What we verified live on July 12, 2026: cursor.com/pricing , github.com/features/copilot/plans , docs.github.com's Copilot plans page , and GitHub's usage-based billing announcement . Everything else below is a labeled third-party report or user report. We have not run our hands-on coding suite on either editor yet, so every agent-speed and code-quality claim on this page is attributed, not certified.
Disclosure: we have no affiliate or business tie to Cursor (Anysphere), GitHub, Microsoft, Cognition, or Anthropic as of publication; if that changes, this line will say so. We ran no vendor demos and took no briefings.
Cursor vs GitHub Copilot at a glance
- Agent-first editor
- Usage-based pricing — the 2025 change users call the "pricing scar"
- Costs scale with agent use
- Cheapest known floor, hard caps
- Procurement-grade (Business/Enterprise)
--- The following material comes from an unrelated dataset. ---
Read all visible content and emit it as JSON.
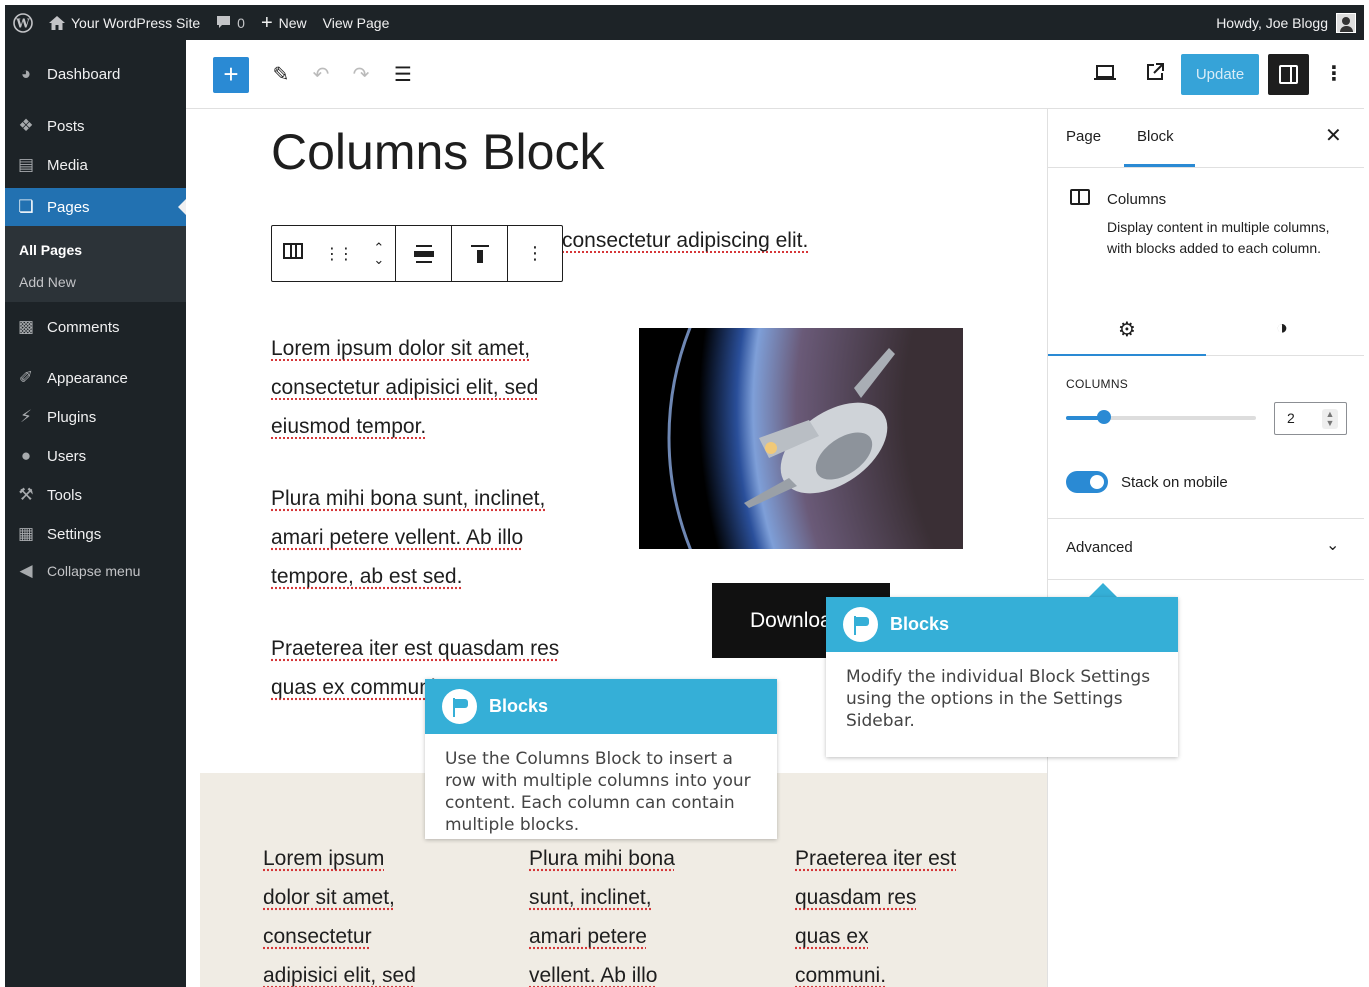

- Escape hatches exist: Claude Code, Devin Desktop
| Option | Price | Best for | The catch |
|---|---|---|---|
| Cursor Pro | $20/mo (vendor, verified Jul 2026); Pro+ ~$60 and Ultra $200 per third-party reports | Agent-mode polish, frontier-model flexibility | Usage pool + arrears billing; real spend $40-80/mo for heavy users (third-party estimate) |
| Cursor Teams / Enterprise | Teams $40/user/mo; Enterprise quote-only (vendor, verified Jul 2026) | Teams wanting Cursor's agent ceiling with SSO, audit logs, privacy mode | 2x Copilot Business per seat before overage; a whole new editor binary to security-approve |
| Copilot Pro / Pro+ / Max | $10 / $39 / $100/mo with $15 / $70 / $200 credit allowances (vendor, verified Jul 2026) | Cheapest paid entry; unlimited completions; hard $0 spend cap | Since Jun 1, 2026 agent usage is metered; Opus-class models gated to Pro+ and up |
| Copilot Business / Enterprise | $19 / $39 per seat/mo (vendor, verified Jul 2026) | Enterprise licensing, budget controls, IP indemnification | Doe v. GitHub is live at the Ninth Circuit; editor trails Cursor on big refactors per third-party comparisons |
| Windsurf → Devin Desktop | Pro $20/mo, Max $200/mo (third-party reports, not verified live) | Budget refuge bundling the Devin cloud agent | Sold, gutted, rebranded within a year; maximum roadmap risk |
| Claude Code | In Claude Pro, $17/mo annual (third-party relay of vendor price, not verified live) | Terminal-first agentic refactors | No IDE of its own; Pro usage caps frustrate heavy users |
Vendor prices verified July 12, 2026 against the live pricing pages listed in the footer. Third-party figures labeled per row.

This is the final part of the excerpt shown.